The Sally Gardens

I found myself today wandering down an empty corridor in a vast building with no one in it. For those who don’t know, my ‘real job’ is as a teacher. I have been in school at least one day every week since the lockdown began. The spaces that are usually so full were completely empty and have been for a while. It is a strange thing and it can’t be described – you have to feel it. Strangely, I found myself filling up the space with a song. I was literally walking around the corridors singing ‘The Sally Gardens’. And I found that I suddenly felt it keenly. I can’t think why it would have come into my head. Maybe I was just filling up the space with ego. The words don’t seem to me to fit the moment. Maybe it was the tune – perhaps something beyond the words – that fitted.

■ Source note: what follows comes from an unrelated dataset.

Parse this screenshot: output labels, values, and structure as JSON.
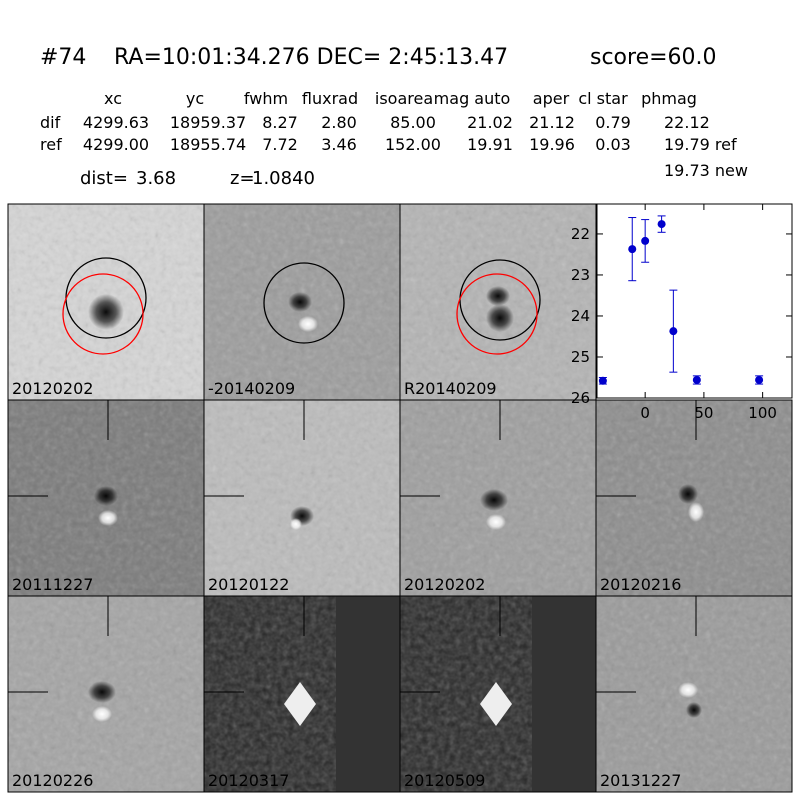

I have always preferred it unaccompanied and I like there to be plenty of space in between the lines. That ‘white space’ before the word ‘But’ always carries its resonance, I think. When you sing it to yourself you can ‘break’ the lines create the caesuraeĀ in the middle of lines. Always powerful.


2 thoughts on “The Sally Gardens

  1. Thanks for posting this, Andy. I think it’s one of the most beautiful poems/songs ever written and I can understand why it came to you at this sad time. It’s full of melancholy and regret – for all that has been lost. Whether we are mourning a past love or the loss of pre-Covid freedom or the silencing of children’s voices, the words fit. Who was the singer in the version you posted? She had a lovely voice.